CT-GAN: Malicious Tampering of 3D Medical Imagery using Deep Learning (1901.03597v3)

Abstract: In 2018, clinics and hospitals were hit with numerous attacks leading to significant data breaches and interruptions in medical services. An attacker with access to medical records can do much more than hold the data for ransom or sell it on the black market. In this paper, we show how an attacker can use deep-learning to add or remove evidence of medical conditions from volumetric (3D) medical scans. An attacker may perform this act in order to stop a political candidate, sabotage research, commit insurance fraud, perform an act of terrorism, or even commit murder. We implement the attack using a 3D conditional GAN and show how the framework (CT-GAN) can be automated. Although the body is complex and 3D medical scans are very large, CT-GAN achieves realistic results which can be executed in milliseconds. To evaluate the attack, we focused on injecting and removing lung cancer from CT scans. We show how three expert radiologists and a state-of-the-art deep learning AI are highly susceptible to the attack. We also explore the attack surface of a modern radiology network and demonstrate one attack vector: we intercepted and manipulated CT scans in an active hospital network with a covert penetration test. Demo video: https://youtu.be/_mkRAArj-x0 Source code: https://github.com/ymirsky/CT-GAN

• The paper presents CT-GAN, a novel framework using two conditional GANs to inject or remove medical evidence in 3D CT scans.
• Results show near-perfect misdiagnosis rates with 99-100% failure by experts and AI, revealing severe vulnerabilities in medical imaging.
• The study underscores the urgent need for robust cybersecurity measures and improved detection methods to safeguard medical data integrity.

An Assessment of CT-GAN: Deep Learning for Malicious Manipulation of 3D Medical Imagery

The paper "CT-GAN: Malicious Tampering of 3D Medical Imagery using Deep Learning" presents an exploration into the potential for malicious use of deep learning technologies, specifically Generative Adversarial Networks (GANs), in altering 3D medical imaging data. This exploration focuses on the tangible threat posed by such manipulations to healthcare institutions and underscores the inherent vulnerabilities in existing medical imaging systems. The proposed framework, CT-GAN, demonstrates the feasibility of an attack where evidence of medical conditions can be either added or removed from volumetric medical scans.

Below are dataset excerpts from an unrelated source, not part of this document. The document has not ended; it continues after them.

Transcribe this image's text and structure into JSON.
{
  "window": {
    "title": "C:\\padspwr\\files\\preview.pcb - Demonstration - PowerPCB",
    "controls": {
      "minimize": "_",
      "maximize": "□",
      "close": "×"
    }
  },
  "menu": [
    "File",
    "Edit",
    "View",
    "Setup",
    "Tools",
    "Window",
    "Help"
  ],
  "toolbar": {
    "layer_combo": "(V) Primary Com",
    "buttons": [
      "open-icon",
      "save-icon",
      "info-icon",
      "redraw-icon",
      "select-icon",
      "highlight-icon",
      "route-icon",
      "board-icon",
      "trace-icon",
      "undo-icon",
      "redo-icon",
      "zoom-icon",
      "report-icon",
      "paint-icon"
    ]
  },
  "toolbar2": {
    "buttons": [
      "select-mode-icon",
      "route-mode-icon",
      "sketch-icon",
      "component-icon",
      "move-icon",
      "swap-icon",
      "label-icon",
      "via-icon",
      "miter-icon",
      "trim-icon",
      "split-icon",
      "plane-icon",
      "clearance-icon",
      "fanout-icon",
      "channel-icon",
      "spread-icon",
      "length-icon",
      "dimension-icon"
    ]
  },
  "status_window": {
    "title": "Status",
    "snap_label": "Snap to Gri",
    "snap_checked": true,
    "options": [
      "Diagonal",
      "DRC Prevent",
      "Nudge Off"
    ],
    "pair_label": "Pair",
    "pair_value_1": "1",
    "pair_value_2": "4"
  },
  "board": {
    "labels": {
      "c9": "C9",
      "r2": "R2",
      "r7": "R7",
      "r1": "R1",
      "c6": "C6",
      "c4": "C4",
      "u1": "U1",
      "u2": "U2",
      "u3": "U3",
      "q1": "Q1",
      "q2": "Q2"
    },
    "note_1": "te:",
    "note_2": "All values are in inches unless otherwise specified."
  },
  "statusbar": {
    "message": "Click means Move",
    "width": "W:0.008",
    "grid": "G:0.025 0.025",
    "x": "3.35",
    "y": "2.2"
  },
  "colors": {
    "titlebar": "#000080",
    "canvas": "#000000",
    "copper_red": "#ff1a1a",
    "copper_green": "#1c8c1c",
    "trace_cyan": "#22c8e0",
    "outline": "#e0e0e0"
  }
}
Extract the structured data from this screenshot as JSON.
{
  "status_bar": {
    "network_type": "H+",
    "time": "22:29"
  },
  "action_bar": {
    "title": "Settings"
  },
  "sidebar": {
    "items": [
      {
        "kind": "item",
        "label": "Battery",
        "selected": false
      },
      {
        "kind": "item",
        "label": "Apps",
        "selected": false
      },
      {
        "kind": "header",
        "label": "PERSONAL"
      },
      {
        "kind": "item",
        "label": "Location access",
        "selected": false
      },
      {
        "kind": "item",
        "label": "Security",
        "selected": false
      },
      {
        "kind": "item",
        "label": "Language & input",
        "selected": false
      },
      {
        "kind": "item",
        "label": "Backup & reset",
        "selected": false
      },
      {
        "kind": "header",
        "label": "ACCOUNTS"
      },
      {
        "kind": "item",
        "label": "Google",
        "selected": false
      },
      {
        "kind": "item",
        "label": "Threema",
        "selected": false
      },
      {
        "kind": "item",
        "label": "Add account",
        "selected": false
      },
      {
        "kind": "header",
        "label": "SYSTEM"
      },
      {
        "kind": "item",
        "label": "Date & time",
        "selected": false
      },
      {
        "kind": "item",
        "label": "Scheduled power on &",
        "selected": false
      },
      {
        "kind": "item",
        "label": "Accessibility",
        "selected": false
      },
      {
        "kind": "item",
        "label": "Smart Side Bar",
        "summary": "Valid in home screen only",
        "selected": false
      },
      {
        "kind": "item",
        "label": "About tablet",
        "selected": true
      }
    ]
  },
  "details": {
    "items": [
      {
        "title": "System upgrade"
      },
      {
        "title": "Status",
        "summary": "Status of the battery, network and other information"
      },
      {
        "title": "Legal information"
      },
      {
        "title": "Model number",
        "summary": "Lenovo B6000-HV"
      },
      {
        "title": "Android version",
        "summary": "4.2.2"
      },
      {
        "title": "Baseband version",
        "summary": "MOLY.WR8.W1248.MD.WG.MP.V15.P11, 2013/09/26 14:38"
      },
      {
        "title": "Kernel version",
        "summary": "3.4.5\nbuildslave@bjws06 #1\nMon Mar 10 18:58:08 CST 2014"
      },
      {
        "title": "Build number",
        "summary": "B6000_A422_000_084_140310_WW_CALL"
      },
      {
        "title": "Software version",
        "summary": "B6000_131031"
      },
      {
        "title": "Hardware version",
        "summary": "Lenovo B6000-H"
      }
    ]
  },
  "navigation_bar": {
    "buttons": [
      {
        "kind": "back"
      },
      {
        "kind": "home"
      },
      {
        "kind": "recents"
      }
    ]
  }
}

Framework and Implementation

CT-GAN employs two conditional GANs (cGANs) to perform in-painting tasks on 3D images efficiently and realistically. The two cGANs are employed separately to handle injection and removal of medical conditions within CT scans. The architecture is designed to ensure that the manipulation is executed within the anatomical constraints that typically characterize real medical data. This manipulation, as highlighted in the evaluation phase, successfully deceives both human experts, such as radiologists, and advanced AI-based cancer screening systems. The attack operates efficiently with the ability to execute these manipulations within milliseconds, capitalizing on the anatomical realism generated by the GANs to avoid detection.

The evaluation of CT-GAN revealed that three skilled radiologists and a cutting-edge deep learning AI model were unable to recognize manipulated scans accurately. The paper involved 70 altered and 30 authentic CT images, focusing on lung cancer injection and removal. The manipulated images notably resulted in 99% mistaken diagnoses of malignancy by radiologists for injected samples and a 100% misclassification rate by the AI. These results compel a reevaluation of the reliance placed on automated and human assessments of radiographic imagery, highlighting the potential impacts of sophisticated adversarial actions.

Attack Vectors and Implications

The paper meticulously delineates possible attack vectors available to adversaries, emphasizing the exploitative potential in healthcare settings where network and data security lag behind modern standards. Access to PACS (Picture Archiving and Communication System) networks can be achieved through vectors including direct malicious intrusions, social engineering, insider threats, or via compromised endpoints facilitated by vulnerabilities in connected systems or medical devices. The implications of such malicious capabilities are substantial, spanning the falsification of disease progression, manipulation of research data, influencing political candidacies, and facilitating insurance fraud.

Future Directions and Countermeasures

This paper advocates for a heightened attention to cyber threats in medical domains, urging the implementation of robust countermeasures. These include enforcing encryption of data both at rest and in transit, incorporating digital signatures, and rigorous verification through medical image forensics. Additionally, medical institutions must maintain up-to-date network security protocols and strengthen the security postures of their interconnected systems.

From a research perspective, there lies an opportunity to expand upon the understanding of GAN-based manipulations within medical environments. Future inquiries might explore the development of more sophisticated adversarial detection systems capable of recognizing GAN-induced anomalies, along with improved cryptographic techniques to safeguard the integrity and confidentiality of medical data.

In conclusion, this paper exemplifies the dual-edged sword presented by advancements in AI technology within sensitive domains such as healthcare. It pushes for immediate attention to bolster defenses against emerging threats, ensuring the sanctity of patient data and trust in medical diagnostics remains uncompromised.